MongoEngine / mongoengine

A Python Object-Document-Mapper for working with MongoDB
http://mongoengine.org
MIT License
4.23k stars 1.23k forks source link

How to copy all data in document when changing Primary Key ? #2013

Open bekab95 opened 5 years ago

bekab95 commented 5 years ago

When I am saving document with different PK only other document is created with empty fields why ?

bagerard commented 5 years ago

Hi @ufo911, I agree that this is confusing. It is due to the fact that mongoengine tracks the fields that you are updating (and updates specifically what changed later on) and I believe it then ends up firing an upsert at the end, in this case it spots that you modify the _id field and no other field so the upsert is creating an empty document with just the id that you've changed.

This is clearly a bug as it allows you to create a document that violates the Document constraint (for instance the required fields).

Currently (and to my knowledge) there is no easy/robust way to clone an object. The safest is to manually define a clone method in your Document classes. Having a generic clone would be a great addition though, many people are looking for this.

bagerard commented 5 years ago

For future ref, here is a reproducible snippet that shows the issue:

class Person(Document):
    name = StringField()
p = Person(name='John').save()
print(p.id)        # ObjectId('5c86b9324ec5dc1dda1ea566')
list(Person.objects.as_pymongo())    # [{u'_id': ObjectId('5c86b9324ec5dc1dda1ea566'), u'name': u'John'}]
p.id = ObjectId()
print(p.id)    # ObjectId('5c86b9524ec5dc1dda1ea567')
print(p._changed_fields)    # ['_id']
p.save()
list(Person.objects.as_pymongo())    # [{u'_id': ObjectId('5c86b9324ec5dc1dda1ea566'), u'name': u'John'},  {u'_id': ObjectId('5c86b9524ec5dc1dda1ea567')}]
bekab95 commented 5 years ago

May it is possible to determine if the primary key is new before document save ?

amcgregor commented 5 years ago

May it is possible to determine if the primary key is new before document save ?

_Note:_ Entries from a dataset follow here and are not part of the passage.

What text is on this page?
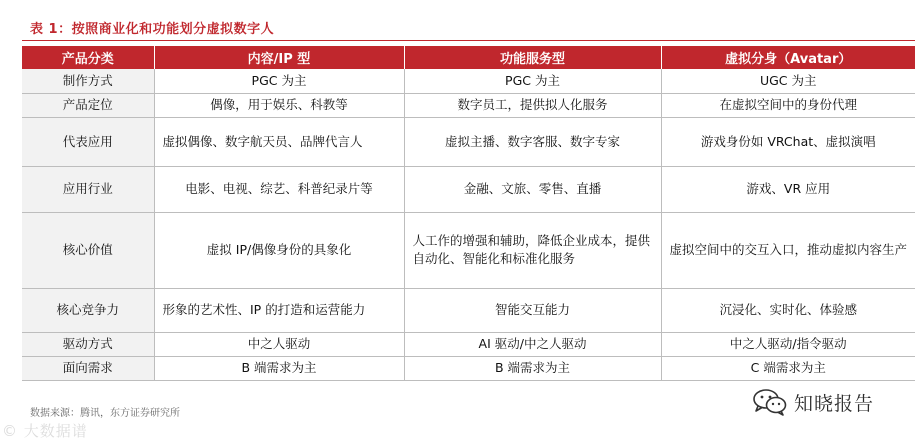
表 1：按照商业化和功能划分虚拟数字人
产品分类	内容/IP 型	功能服务型	虚拟分身（Avatar）
制作方式	PGC 为主	PGC 为主	UGC 为主
产品定位	偶像，用于娱乐、科教等	数字员工，提供拟人化服务	在虚拟空间中的身份代理
代表应用	虚拟偶像、数字航天员、品牌代言人	虚拟主播、数字客服、数字专家	游戏身份如 VRChat、虚拟演唱
应用行业	电影、电视、综艺、科普纪录片等	金融、文旅、零售、直播	游戏、VR 应用
核心价值	虚拟 IP/偶像身份的具象化	人工作的增强和辅助，降低企业成本，提供自动化、智能化和标准化服务	虚拟空间中的交互入口，推动虚拟内容生产
核心竞争力	形象的艺术性、IP 的打造和运营能力	智能交互能力	沉浸化、实时化、体验感
驱动方式	中之人驱动	AI 驱动/中之人驱动	中之人驱动/指令驱动
面向需求	B 端需求为主	B 端需求为主	C 端需求为主
数据来源：腾讯，东方证券研究所
© 大数据谱
知晓报告
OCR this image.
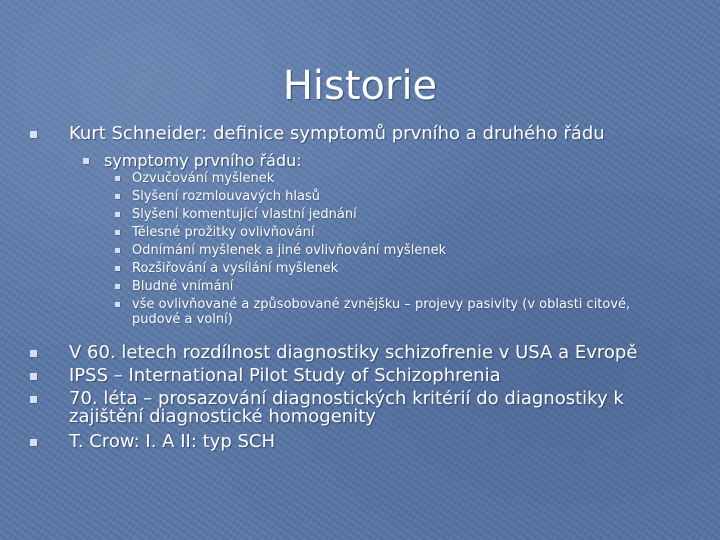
Historie
Kurt Schneider: definice symptomů prvního a druhého řádu
symptomy prvního řádu:
Ozvučování myšlenek
Slyšení rozmlouvavých hlasů
Slyšení komentující vlastní jednání
Tělesné prožitky ovlivňování
Odnímání myšlenek a jiné ovlivňování myšlenek
Rozšiřování a vysílání myšlenek
Bludné vnímání
vše ovlivňované a způsobované zvnějšku – projevy pasivity (v oblasti citové,
pudové a volní)
V 60. letech rozdílnost diagnostiky schizofrenie v USA a Evropě
IPSS – International Pilot Study of Schizophrenia
70. léta – prosazování diagnostických kritérií do diagnostiky k
zajištění diagnostické homogenity
T. Crow: I. A II: typ SCH
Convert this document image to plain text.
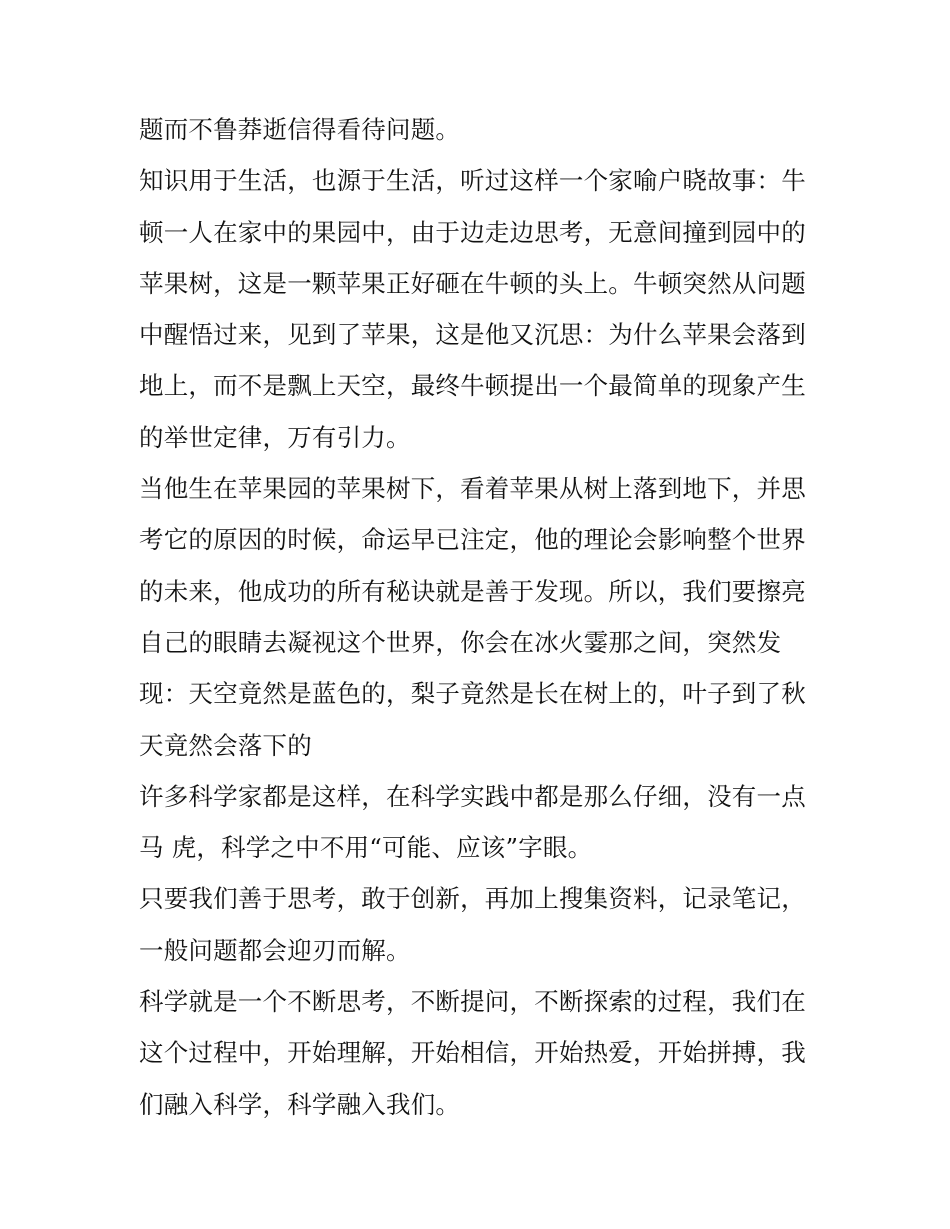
题而不鲁莽逝信得看待问题。
知识用于生活，也源于生活，听过这样一个家喻户晓故事：牛
顿一人在家中的果园中，由于边走边思考，无意间撞到园中的
苹果树，这是一颗苹果正好砸在牛顿的头上。牛顿突然从问题
中醒悟过来，见到了苹果，这是他又沉思：为什么苹果会落到
地上，而不是飘上天空，最终牛顿提出一个最简单的现象产生
的举世定律，万有引力。
当他生在苹果园的苹果树下，看着苹果从树上落到地下，并思
考它的原因的时候，命运早已注定，他的理论会影响整个世界
的未来，他成功的所有秘诀就是善于发现。所以，我们要擦亮
自己的眼睛去凝视这个世界，你会在冰火霎那之间，突然发
现：天空竟然是蓝色的，梨子竟然是长在树上的，叶子到了秋
天竟然会落下的
许多科学家都是这样，在科学实践中都是那么仔细，没有一点
马 虎，科学之中不用“可能、应该”字眼。
只要我们善于思考，敢于创新，再加上搜集资料，记录笔记，
一般问题都会迎刃而解。
科学就是一个不断思考，不断提问，不断探索的过程，我们在
这个过程中，开始理解，开始相信，开始热爱，开始拼搏，我
们融入科学，科学融入我们。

"How?" is the question that immediately comes to mind. Saved vs. unsaved for my own records is typically the difference between having a value for the _id key or not. Re-assigning a new ID seems… wrong. If instead of re-assigning, you instead del p.id, when trying to save the driver itself (PyMongo) will add an ID, and it'll probably work a whole lot better.

Alternatively, use the force_insert=True argument to MongoEngine's save call. 'Cause again, from just "having an ID or not having an ID", even with dirty field tracking, you can't know if the newly assigned ID is for insertion or update… you're calling save which is meaningless to PyMongo. (There's a reason MongoDB generally avoids "weak statefulness" like that.

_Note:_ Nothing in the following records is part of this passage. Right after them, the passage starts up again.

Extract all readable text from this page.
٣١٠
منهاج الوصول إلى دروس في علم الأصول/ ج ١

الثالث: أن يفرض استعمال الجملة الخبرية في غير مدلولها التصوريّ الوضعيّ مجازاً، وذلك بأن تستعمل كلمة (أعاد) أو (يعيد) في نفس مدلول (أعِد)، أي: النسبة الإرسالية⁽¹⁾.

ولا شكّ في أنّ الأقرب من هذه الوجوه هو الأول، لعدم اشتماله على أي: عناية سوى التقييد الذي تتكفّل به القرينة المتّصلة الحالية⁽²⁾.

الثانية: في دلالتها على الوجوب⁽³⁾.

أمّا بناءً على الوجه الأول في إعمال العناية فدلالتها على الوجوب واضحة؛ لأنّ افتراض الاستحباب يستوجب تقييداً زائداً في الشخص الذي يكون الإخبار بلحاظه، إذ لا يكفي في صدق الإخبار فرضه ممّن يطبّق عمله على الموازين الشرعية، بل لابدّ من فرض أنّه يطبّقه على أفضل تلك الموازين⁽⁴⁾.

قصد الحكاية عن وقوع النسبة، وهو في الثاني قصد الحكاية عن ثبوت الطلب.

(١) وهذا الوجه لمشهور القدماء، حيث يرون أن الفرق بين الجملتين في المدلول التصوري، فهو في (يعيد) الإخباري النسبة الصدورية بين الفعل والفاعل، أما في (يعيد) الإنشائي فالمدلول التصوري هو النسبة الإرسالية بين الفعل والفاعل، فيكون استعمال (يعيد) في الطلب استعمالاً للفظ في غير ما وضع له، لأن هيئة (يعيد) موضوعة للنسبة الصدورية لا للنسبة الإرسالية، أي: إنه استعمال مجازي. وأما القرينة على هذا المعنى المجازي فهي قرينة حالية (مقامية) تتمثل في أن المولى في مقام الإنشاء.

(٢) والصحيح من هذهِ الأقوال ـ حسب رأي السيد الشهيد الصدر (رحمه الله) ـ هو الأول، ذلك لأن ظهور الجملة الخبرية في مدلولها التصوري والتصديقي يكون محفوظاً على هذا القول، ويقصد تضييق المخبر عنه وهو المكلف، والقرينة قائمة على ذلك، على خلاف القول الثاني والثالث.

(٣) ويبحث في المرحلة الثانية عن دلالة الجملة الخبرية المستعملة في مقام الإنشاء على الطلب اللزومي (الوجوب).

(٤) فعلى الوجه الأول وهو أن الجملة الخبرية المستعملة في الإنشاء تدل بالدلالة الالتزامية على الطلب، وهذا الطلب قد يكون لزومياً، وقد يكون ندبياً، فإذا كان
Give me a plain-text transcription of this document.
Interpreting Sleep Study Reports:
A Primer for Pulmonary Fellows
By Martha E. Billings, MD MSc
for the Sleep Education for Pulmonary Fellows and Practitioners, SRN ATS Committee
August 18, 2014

bekab95 commented 5 years ago

If the _id or Primariy key (as we call) will be checked before save and if _id is different for the documen, we will call other method which will be used for creating new document (save method for new document) and if _id is same we will use current save method. after that for the method for creating new document, we have to check if _id already exist in database and will show error or make new document. Finally we need new method for comparing current _id and _id before save (if it is new)

amcgregor commented 5 years ago

If the _id or Primariy key (as we call) will be checked before save and if _id is different for the document…

if _id is same we will use current save method

if _id already exist in database and will show error or make new document

Under no circumstances must a write be bound to a preparatory read. The moment you do this, you've introduced a race condition. Worker A wants to "save", worker B wants to "save", both issue the reads, get "non-existent record' answers, both insert. You've duplicated a record, and this is the nicest of the failure situations, which also involve change clobbering possibilities.

Finally we need new method for comparing current _id and _id before save (if it is new)

Any verification must happen against the already loaded "record", whatever that may be, with the possibility for conditional updates to be useful. The logic can be simple:

Yes, this means you can get tricky, assign a different ID, and confuse the heuristic. OTOH, that type of use is typically a bug or otherwise unintentional, and also why hints like force_insert exist. Also note the intended behaviour of differentiating between actually new, and intended-to-be-inserted-new. Non-existent attribute vs. None value.

amcgregor commented 5 years ago

Note that all of this save confusion is an artifact of MongoEngine attempting to mirror database-side state client-side in every application worker process, then monitor that state for changes. Ostensibly helpful, but you still end up needing to wrap your head around both sides of the update, both Python-side and DB-side. I advocate—strongly—for plain PyMongo data access semantics; use the provided and entirely unambiguous insert_one, insert_many, update_one, update_many. Anywhere you have written save is better and more accurately described using the actual operation to be performed. I read save, and I then immediately need to worry, myself, about tracking the hypothetical state of that object through the flow of the code. (From the Zen of Python: explicit is better than implicit.)